One downside of the approach we’ve taken in this series is the potential for our log to grow to the point where it becomes unwieldy to store and computationally expensive to apply. One way we can cut down on that risk (though at the potential cost of fidelity loss) is through log compaction. Given we’ve already started emitting noop events in the conflict resolution portion, the simplest compaction step is simply:

export const compactLog = (events: event[]): event[] => {
  return events.reduce((accum, event) => {
    if event[EventIndex.EventCommand] == "noop" {
      return events;
    }
    return Arrays.push(events, event);
  });
};

For further compaction, we can start to figure out what operations are mutually exclusive. For example, the following sequential log events…

["setGroup", 1, [1, 2]],
["setGroup", 1, [1]]

…can be compacted down into…

["setGroup", 1, [1]]

…as they are mutually exclusive operations. We have more complexity to content with in cases where the operations are not sequential, as removing an earlier event could invalidate events that exist between a mutually exclusive pair. There are several approaches you can take to determine compactable events, but the downside is that analyzing your log to that degree can lead to an explosion in complexity, with unknown benefits.

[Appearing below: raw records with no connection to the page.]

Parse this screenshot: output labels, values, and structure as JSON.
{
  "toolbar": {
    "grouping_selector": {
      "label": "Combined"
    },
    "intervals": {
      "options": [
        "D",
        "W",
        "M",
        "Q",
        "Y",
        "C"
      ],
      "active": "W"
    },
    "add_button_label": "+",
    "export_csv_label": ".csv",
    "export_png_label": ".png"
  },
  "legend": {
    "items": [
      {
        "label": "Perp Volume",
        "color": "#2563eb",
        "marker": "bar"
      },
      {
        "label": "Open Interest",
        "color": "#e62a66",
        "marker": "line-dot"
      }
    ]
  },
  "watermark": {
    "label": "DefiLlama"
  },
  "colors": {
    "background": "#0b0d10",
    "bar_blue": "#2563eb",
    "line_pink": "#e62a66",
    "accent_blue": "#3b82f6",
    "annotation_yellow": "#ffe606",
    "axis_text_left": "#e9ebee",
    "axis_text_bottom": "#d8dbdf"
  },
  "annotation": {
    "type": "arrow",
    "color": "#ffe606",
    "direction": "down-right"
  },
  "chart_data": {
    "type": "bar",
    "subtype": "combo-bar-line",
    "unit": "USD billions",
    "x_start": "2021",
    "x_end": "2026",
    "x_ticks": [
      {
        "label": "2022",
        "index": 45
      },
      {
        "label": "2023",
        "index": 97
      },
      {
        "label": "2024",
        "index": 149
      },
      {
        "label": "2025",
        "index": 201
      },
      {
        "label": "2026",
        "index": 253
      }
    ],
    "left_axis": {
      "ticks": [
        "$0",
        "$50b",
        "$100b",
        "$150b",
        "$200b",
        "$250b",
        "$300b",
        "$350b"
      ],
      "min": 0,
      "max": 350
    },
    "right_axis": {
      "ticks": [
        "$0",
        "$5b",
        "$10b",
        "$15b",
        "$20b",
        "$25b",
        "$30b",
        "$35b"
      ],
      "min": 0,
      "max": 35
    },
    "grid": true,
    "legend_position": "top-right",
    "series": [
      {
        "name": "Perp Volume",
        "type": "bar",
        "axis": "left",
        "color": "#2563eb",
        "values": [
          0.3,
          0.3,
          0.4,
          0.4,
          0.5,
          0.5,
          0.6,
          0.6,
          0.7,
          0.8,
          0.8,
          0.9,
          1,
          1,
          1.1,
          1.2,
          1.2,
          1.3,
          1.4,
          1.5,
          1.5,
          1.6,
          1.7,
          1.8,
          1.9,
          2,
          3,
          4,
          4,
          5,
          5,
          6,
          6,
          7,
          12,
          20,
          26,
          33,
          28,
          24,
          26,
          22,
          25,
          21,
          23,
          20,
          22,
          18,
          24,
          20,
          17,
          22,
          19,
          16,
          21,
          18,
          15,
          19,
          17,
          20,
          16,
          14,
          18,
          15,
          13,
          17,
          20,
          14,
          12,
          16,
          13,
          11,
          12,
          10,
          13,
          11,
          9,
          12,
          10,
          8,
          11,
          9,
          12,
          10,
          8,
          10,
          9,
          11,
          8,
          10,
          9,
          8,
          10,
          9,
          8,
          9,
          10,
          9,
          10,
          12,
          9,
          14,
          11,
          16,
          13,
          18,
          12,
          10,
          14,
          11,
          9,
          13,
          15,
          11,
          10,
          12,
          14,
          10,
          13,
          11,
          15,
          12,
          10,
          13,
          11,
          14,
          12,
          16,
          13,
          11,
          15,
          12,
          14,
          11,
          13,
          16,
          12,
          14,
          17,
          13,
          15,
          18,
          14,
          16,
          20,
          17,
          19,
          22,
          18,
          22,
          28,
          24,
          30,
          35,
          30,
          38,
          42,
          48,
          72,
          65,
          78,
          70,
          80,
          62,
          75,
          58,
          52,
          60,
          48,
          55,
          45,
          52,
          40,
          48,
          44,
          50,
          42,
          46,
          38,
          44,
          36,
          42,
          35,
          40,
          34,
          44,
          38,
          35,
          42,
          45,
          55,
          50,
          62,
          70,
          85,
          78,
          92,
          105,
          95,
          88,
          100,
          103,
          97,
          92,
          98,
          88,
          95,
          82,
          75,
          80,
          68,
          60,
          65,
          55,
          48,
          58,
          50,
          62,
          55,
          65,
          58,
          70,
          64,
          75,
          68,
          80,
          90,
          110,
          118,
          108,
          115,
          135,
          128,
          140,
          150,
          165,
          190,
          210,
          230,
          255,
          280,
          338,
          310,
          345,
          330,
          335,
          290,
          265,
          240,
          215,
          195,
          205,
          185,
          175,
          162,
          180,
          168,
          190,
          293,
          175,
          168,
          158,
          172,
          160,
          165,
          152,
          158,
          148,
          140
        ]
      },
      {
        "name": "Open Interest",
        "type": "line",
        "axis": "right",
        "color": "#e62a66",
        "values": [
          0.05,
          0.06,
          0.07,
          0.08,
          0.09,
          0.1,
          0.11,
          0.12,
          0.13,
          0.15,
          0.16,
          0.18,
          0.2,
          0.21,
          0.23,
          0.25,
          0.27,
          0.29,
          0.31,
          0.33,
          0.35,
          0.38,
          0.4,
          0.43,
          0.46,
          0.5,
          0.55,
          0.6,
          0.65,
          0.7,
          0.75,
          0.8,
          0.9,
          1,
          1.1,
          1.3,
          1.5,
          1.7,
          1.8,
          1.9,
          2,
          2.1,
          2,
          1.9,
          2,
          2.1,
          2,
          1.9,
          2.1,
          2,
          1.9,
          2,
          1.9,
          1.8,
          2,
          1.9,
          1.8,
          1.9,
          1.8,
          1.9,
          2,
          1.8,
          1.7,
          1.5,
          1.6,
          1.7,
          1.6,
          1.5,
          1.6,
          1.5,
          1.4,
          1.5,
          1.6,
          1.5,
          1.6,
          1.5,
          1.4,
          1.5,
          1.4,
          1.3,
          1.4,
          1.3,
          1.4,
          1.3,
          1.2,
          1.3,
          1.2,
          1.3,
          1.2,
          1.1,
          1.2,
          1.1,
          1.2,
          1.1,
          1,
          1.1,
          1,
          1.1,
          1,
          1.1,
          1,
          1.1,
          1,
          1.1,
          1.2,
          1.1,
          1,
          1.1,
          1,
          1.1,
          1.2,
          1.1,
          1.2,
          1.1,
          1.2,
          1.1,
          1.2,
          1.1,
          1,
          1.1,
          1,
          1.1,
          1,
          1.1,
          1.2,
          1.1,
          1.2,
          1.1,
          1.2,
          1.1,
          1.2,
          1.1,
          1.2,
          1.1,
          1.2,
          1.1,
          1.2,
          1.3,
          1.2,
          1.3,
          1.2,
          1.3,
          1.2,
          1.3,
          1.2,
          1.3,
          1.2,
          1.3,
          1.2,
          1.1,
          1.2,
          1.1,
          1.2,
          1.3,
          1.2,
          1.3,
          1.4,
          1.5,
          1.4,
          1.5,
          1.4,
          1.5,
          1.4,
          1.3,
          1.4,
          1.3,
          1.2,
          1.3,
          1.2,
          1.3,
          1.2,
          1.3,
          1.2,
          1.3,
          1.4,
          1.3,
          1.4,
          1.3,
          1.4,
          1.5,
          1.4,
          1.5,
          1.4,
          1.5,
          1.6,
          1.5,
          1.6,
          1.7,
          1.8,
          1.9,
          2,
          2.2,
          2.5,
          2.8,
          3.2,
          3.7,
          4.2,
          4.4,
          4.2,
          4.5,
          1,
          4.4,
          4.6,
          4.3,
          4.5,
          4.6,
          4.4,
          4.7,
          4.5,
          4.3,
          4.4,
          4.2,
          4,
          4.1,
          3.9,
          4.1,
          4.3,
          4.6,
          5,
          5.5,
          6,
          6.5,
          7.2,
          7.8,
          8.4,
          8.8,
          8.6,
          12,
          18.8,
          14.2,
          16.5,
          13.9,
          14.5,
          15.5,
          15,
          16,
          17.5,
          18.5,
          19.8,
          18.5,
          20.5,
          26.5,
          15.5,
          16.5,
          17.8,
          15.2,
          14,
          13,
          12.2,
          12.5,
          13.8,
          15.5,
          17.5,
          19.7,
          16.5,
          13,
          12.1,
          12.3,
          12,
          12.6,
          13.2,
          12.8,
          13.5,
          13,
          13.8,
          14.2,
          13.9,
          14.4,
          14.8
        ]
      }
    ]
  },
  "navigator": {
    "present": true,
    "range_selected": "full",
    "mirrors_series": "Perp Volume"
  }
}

An easier path is to view our mutable structures as a dependency tree, and only compact leaf nodes. For example, in this application we’d have the following structure:

Group
|
|--- Group Limit
|--- Vehicle Group Assignment
|--- Exclusions

Which means we’d be able to compact limit, vehicle assignment, and exclusion events. If this proves to still generate unwieldy logs, you might need to opt into the additional complexity. you could:

compact non-leaf nodes, apply the proposed compacted logs, and ensure no additional warnings are generated (leveraging the conflict resolution logic we’ve already built)
take an initial pass through to wipe out the leaf nodes then ensure there were no relevant orphaned events on group compaction
build an explicit dependency graph from the log and using that to drive compaction

Given the extra complexity of these approaches, it might be best to let instrumentation tell you if you should implement one of them. If these approaches prove unnecessary and we decide to only compact leaf nodes, there is a fairly straightforward path for compaction: last event wins. The approach I took in the source iterates through the events backwards, generates a unique key for each event, then stores the key in the set if it’s not present, and skips the event if it is.